Shokohi v. Wells Fargo Bank CA2/6
Filed 11/5/13 Shokohi v. Wells Fargo Bank CA2/6 NOT TO BE PUBLISHED IN THE OFFICIAL REPORTS California Rules of Court, rule 8.1115(a), prohibits courts and parties from citing or relying on opinions not certified for publication or ordered published, except as specified by rule 8.1115(b). This opinion has not been certified for publication or ordered published for purposes of rule 8.1115.
IN THE COURT OF APPEAL OF THE STATE OF CALIFORNIA
SECOND APPELLATE DISTRICT
DIVISION SIX
EMIL SHOKOHI, 2d Civil No. B247526 (Super. Ct. No.
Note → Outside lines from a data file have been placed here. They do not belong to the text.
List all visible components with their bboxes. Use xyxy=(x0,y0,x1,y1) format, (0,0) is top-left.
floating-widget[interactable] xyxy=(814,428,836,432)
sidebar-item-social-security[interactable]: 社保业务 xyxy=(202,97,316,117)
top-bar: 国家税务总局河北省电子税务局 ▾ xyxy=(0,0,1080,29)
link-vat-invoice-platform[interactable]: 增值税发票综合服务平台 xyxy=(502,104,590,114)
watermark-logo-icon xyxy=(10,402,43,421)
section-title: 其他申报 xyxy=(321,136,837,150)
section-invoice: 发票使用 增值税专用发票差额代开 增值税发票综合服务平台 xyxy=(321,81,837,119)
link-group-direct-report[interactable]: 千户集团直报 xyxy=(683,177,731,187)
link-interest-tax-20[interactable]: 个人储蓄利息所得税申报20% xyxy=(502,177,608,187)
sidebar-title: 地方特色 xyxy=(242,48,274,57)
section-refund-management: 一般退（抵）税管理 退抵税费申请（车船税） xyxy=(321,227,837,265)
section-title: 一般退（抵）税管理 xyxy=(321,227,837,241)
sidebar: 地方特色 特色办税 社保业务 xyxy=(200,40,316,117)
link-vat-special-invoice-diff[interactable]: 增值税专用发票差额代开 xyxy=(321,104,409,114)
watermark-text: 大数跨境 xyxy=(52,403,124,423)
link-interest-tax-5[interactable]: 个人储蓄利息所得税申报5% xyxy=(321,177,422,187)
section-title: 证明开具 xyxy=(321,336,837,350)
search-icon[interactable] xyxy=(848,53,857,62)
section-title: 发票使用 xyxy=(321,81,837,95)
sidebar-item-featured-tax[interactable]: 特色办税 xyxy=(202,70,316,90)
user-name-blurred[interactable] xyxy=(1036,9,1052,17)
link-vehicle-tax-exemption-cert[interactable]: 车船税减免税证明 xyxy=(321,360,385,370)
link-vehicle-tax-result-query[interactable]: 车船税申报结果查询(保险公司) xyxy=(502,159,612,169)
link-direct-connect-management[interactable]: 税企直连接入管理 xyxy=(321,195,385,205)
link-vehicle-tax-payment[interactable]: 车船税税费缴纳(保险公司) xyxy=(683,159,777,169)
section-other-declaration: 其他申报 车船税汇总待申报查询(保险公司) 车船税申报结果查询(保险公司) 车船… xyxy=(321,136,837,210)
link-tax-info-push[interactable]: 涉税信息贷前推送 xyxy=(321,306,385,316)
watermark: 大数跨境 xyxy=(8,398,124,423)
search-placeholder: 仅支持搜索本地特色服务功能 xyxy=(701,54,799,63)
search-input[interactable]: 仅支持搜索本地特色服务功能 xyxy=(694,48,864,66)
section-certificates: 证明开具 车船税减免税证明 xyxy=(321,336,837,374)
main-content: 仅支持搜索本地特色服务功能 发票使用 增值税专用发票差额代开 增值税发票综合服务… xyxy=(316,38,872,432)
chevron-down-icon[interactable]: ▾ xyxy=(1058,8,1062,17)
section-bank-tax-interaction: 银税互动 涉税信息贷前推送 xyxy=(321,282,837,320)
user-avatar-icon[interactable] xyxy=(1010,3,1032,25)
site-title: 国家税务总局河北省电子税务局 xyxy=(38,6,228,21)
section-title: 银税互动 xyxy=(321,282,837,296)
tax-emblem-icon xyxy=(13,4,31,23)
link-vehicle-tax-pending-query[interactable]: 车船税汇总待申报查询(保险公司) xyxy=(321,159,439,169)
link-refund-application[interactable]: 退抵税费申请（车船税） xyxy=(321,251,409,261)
CV120199A) Plaintiff and Appellant, (San Luis Obispo County)
v.
WELLS FARGO BANK, et al.,
Defendants and Respondents.
Emil Shokohi, proceeding in propria persona, purports to appeal from an order denying his motion for reconsideration after the trial court granted a motion for judgment on the pleadings filed by Wells Fargo Bank, N.A., and Aubrey Kachmarik, respondents. "An order denying a motion for reconsideration . . . is not separately appealable." (Code Civ. Proc., § 1008, subd. (g).) "An order granting . . . a motion for judgment on the pleadings is [also] not an appealable order because it is not final, but only a preliminary or interlocutory order. The proper appeal is from an actual judgment. [Citations.]" (Neufeld v. State Bd. of Equalization (2004) 124 Cal.App.4th 1471, 1476, fn. 4.) The record contains no judgment; it contains only an order granting the motion for judgment on the pleadings and an order denying appellant's motion for reconsideration. The superior court clerk has informed us that there is no judgment in
the case file. The absence of a judgment is not fatal to the appeal. "The merits of the appeal have been fully briefed by both parties and no prejudice to [respondents] would result from considering the merits. Under these circumstances, '[t]o dismiss the appeal "merely to have a judgment formally entered below with a new appeal would be a useless waste of judicial and litigant time." [Citation.]' [Citation.] Accordingly, we order the trial court to enter, nunc pro tunc as of the date of the order [denying appellant's motion for reconsideration], a judgment dismissing the action . . . , and we then construe the notice of appeal to refer to such judgment. [Citation.]" (Donohue v. State of California (1986) 178 Cal.App.3d 795, 800.) We affirm. Factual and Procedural Background Appellant is 82 years old. On April 4, 2012, he filed a complaint consisting of seven causes of action. All of the causes of action arose out of an incident that occurred on April 7, 2010, when Wells Fargo employees detained appellant for over an hour after he had deposited a State of California check for $1,003.85. Appellant alleged that the employees had falsely accused him of forging the check. At a hearing conducted on November 14, 2012, the trial court granted respondents' motion for judgment on the pleadings. The court concluded that, except for the fourth cause of action for intentional infliction of emotional distress, all of the causes of action were barred by a one year statute of limitations. As to the fourth cause of action, the court ruled that appellant had failed to state a cause of action. In his motion for reconsideration, appellant argued that the statute of limitations was tolled because in March 2009 he had suffered a head injury that "resulted in [his] disorientation with respect to time." "As a direct result of [his] head injury . . . he could not remember . . . to file his action [within the] time limit required by law." In support of the motion, appellant attached medical records for the injury and declared that, "[o]n or about" November 10, 2012, he "was able to obtain" the records. At that time his brother "reminded" him of the head injury.